Rick Schwartz wrote his viewpoint on the state of domain investing today. He’s never one to mince words, and I think he has some fair points in his post.
What stuck with me is how he concluded the post. Writing about what happens when you invest in a domain, Rick noted:
“They are not liquid. You own it and there is less than a 50/50 chance you will sell it in YOUR lifetime.”
Depending on the type of domains you own and/or the prices you sell them for, 50/50 is actually overshooting the mark. This is especially the case with Rick. He owns some fantastic domains but holds out for top dollar. Unless he ultimately sells his portfolio or liquidates them, he’ll take a lot of his domains to the grave.
That might sound harsh, but it’s the reality of domain names. Some people churn through their portfolio at 1%-2% a year. Others sell their portfolio to GoDaddy to head into retirement.

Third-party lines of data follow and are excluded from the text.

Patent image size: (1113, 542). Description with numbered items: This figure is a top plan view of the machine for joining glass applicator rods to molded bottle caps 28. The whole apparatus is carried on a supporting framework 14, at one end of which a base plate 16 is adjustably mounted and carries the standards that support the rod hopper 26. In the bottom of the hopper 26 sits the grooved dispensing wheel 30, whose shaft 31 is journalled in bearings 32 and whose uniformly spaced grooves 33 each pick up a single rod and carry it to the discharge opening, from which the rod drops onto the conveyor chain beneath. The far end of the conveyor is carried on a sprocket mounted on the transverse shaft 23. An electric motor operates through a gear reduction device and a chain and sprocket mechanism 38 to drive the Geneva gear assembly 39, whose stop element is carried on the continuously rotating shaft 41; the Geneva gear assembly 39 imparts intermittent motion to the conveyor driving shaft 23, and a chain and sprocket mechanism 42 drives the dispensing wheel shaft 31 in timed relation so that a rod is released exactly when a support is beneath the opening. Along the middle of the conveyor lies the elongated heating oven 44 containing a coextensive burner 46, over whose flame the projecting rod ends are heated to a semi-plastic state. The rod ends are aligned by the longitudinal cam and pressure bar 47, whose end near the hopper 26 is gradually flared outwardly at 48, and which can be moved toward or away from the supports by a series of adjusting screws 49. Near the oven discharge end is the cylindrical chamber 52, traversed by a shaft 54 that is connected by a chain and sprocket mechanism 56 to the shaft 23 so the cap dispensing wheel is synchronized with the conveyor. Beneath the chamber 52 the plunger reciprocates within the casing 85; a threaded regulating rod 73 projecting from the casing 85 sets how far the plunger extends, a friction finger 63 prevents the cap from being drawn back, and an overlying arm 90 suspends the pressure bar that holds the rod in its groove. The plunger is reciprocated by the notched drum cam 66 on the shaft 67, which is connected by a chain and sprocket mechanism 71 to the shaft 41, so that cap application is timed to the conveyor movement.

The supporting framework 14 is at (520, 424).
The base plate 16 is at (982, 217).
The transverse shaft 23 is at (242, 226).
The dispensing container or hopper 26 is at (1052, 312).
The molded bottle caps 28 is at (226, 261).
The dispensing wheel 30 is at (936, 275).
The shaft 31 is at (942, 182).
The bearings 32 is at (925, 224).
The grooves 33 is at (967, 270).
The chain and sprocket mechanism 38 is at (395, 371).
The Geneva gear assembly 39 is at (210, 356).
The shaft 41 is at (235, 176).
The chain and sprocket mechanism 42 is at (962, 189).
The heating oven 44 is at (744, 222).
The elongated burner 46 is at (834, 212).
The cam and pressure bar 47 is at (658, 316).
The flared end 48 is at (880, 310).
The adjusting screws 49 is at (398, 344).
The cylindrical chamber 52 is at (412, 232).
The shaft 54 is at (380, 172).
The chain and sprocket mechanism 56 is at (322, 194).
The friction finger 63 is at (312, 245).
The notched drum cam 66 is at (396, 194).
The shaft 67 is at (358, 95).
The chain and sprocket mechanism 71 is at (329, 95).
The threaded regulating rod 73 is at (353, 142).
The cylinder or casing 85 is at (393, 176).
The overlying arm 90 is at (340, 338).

What amazes me is when people hold onto their very illiquid domains, passing up great offers with no real plan for the end game.
I’ve seen multiple times where the very best possible buyer (i.e., one of the only people in the world who could possibly be interested in a domain) makes a very generous offer on the domain. Their maximum offer. It is rejected.
Let’s say that person offers $60,000 for a domain. Given the domain and the pool of buyers, there’s maybe one or two other potential buyers in the world. The domain owner passes.
What are they waiting for? What’s their goal? Do they want to wait until the one-in-a-million buyer comes along and offers $100,000?
You also have to think about your annualized return. If you pass up $60,000 and that one-in-a-million buyer actually does show up 10 years from now and you sell for $100,000, you only made about 5% a year in that decade you waited. There are plenty of other investments that can return 5% a year.